Für nomadische Stämme, wie die Blackfeet, Cheyenne, Sioux und Comanche, sind diese Pferde ein Segen. Sie verändern die Lebensgewohnheiten der Indianer grundlegend. Was sie zuvor zu Fuß erledigten - das Land durchstreifen, Jagen, Kämpfen - können sie nun vom Rücken ihrer Pferde aus. So wurde dieses Mitbringsel aus der Alten Welt zum Symbol der indianischen Kultur. Und schon bald ist vergessen, dass das Pferd einst über den Atlantik kam. Noch ein Tier verändert das Leben der Ureinwohner: das europäische Hausschwein. Auf ihren Streifzügen in unbekannte Regionen nehmen die Konquistadoren die Tiere als lebenden Reiseproviant mit. An Bord nehmen sie kaum Platz weg; auf Landzügen versorgen sie sich selbst. Sie fressen alles, auch in dem fremden Land. Und: Sie vermehren sich rasend schnell. Die Eroberer setzen sie auf Inseln aus, als ständige Quelle von Frischfleisch - für diejenigen, die nach ihnen kommen, aber auch für den Fall, dass sie selbst einmal zurückkehren
Für die Eroberer aus Europa sind die Schweine ein Segen. Doch für die Ureinwohner sind sie ein Fluch. Bald konkurrieren die Einheimischen mit diesen Tieren um Nahrung. Die Schweine fressen nicht nur die Wurzeln, die die Indianer sammeln. Sie vertilgen auch ihr wertvolles Saatgut. Nach nur wenigen Generationen sind die Hausschweine verwildert. Diese Wildschweine sind größer und aggressiver. In wenigen Jahrzehnten erobern sie die Anden, den Amazonas und den Norden Amerikas. Die Europäer verändern den amerikanischen Kontinent noch drastischer. Sie holzen einen Großteil der Wälder ab, bringen Getreide, Apfelbaum und Kirschbaum aus Europa mit, die einheimische Pflanzen verdrängen - und die europäische Honigbiene, ein fleißiger Bestäuber.

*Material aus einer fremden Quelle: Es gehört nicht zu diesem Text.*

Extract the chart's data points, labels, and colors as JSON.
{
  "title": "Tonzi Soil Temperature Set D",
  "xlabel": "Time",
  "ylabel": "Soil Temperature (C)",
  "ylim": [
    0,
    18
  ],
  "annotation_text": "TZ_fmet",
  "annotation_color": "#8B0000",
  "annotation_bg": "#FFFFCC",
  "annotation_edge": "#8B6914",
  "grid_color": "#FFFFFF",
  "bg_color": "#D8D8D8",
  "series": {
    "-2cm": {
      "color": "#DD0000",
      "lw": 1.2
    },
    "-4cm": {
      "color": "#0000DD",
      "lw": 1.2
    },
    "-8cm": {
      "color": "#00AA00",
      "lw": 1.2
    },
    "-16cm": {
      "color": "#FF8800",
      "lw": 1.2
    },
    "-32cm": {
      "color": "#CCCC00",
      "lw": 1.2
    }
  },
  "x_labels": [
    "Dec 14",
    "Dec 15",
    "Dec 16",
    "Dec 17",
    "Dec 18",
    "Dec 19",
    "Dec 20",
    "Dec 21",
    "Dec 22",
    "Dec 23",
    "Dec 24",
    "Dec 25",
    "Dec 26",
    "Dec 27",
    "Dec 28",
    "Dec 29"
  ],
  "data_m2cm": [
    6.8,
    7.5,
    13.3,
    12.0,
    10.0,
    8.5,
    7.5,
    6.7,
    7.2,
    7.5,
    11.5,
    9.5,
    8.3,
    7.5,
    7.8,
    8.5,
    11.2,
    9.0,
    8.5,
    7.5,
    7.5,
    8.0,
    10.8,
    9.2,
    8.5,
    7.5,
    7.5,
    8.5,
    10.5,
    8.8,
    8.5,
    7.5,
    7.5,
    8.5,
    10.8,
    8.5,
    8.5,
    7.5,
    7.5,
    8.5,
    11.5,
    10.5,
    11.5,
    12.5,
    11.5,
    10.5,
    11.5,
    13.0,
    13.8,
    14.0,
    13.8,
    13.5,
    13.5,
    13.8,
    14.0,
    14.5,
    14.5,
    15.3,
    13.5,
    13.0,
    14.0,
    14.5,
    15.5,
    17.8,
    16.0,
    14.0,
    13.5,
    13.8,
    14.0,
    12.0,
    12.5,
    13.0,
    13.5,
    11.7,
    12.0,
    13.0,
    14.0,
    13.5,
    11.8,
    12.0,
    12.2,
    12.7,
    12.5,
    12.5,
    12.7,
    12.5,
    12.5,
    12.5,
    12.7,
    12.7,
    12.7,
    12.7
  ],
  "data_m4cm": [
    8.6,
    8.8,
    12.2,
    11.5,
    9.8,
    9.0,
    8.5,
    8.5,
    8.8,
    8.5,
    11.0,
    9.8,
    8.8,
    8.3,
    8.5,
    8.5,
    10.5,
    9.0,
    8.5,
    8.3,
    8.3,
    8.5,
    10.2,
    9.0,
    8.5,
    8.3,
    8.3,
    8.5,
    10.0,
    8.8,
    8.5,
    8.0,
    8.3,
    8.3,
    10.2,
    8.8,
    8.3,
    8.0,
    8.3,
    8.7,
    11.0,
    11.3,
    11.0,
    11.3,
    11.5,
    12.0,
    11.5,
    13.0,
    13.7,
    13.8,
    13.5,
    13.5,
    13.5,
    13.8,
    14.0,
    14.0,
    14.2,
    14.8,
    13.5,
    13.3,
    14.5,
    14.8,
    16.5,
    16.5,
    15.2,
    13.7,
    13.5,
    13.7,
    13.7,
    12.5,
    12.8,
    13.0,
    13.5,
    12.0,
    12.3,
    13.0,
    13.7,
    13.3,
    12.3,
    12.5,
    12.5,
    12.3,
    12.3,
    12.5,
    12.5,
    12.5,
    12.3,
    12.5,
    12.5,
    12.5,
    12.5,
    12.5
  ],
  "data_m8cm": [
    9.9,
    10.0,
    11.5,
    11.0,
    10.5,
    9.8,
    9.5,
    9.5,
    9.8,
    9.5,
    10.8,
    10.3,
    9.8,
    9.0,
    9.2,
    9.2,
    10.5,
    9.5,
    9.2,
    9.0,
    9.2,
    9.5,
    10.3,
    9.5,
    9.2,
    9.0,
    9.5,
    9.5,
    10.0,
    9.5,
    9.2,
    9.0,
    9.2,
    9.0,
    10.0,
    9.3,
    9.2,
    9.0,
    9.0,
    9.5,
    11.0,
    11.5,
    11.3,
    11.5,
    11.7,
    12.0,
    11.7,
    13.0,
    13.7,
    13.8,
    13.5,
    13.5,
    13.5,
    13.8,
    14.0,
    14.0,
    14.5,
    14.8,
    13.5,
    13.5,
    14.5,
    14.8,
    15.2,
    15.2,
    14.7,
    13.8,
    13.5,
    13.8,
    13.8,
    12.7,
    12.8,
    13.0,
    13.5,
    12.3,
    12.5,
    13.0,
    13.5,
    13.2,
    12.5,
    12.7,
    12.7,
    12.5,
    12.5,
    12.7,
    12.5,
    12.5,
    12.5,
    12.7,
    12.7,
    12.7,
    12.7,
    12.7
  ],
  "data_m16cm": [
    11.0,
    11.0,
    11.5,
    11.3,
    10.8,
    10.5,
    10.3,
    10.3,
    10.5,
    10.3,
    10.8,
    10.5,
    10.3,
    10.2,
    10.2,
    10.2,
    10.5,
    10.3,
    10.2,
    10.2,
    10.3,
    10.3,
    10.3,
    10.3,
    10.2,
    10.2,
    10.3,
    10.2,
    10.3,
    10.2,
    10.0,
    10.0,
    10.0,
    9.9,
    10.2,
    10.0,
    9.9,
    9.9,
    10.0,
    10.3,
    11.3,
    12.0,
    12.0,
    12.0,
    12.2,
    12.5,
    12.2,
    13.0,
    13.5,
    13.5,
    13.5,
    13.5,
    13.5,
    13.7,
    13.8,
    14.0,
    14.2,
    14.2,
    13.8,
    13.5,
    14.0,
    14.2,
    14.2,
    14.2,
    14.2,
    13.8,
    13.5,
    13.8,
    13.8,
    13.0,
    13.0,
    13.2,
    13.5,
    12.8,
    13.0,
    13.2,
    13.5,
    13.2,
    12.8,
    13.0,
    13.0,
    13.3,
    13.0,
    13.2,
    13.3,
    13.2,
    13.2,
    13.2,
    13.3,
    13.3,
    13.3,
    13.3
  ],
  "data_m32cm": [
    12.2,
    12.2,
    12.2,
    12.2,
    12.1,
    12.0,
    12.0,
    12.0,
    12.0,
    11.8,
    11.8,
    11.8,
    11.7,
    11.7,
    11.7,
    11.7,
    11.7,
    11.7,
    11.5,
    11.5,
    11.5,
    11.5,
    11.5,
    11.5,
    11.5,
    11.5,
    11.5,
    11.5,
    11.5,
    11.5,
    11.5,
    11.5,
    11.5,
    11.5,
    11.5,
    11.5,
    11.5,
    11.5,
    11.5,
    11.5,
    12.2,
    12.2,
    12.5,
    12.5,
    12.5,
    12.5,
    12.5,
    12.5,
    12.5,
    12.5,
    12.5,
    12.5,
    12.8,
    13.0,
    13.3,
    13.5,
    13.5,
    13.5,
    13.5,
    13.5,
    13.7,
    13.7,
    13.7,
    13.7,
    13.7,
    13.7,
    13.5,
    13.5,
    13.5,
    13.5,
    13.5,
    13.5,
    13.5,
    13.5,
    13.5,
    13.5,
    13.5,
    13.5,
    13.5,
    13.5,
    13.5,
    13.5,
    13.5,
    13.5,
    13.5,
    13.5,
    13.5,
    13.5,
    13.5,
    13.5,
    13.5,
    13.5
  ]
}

Dabei wurden die Ureinwohner verdrängt - nicht durch Kriege, sondern durch lautlose Eroberer: die Krankheitserreger von Pocken und Pest. Auch amerikanische Seuchen kommen nach Europa: Die Syphilis wird einen Millionentribut fordern. Doch amerikanische Pflanzen werden hier das Überleben von Millionen sichern: Die südamerikanische Kartoffel ernährt Arbeiter und Proletariat, Tomaten und Paprika bereichern den Esstisch in Europa, der Truthahn das Festgericht. Die Nahrungsmittel aus der Neuen Welt werden die europäische Landwirtschaft revolutionieren und zu einer Bevölkerungsexplosion führen.
Kritik
Im zweiten Teil der neuen «Terra X»-Reihe «Der geheime Kontinent» beschäftigt sich das Produktions-Team mit der Besiedelung der “Neuen Welt”, vom Zeitraum der Entdeckung durch Kolumbus bis hinein in die heutige Zeit. Dieses Mal stehen weniger die Menschen im Mittelpunkt, es soll vielmehr anhand verschiedenster Tier- und Pflanzenarten aufgezeigt werden, wie die einzigartige Flora und Fauna des amerikanischen Kontinents nach und nach immer weiter in den Hintergrund gedrängt wird und durch domestizierte Tiere und Pflanzen aus Europa ersetzt wurden. Mit der Folge, das auch die eigentlichen Ureinwohner des Großkontinents früher oder später weichen mussten.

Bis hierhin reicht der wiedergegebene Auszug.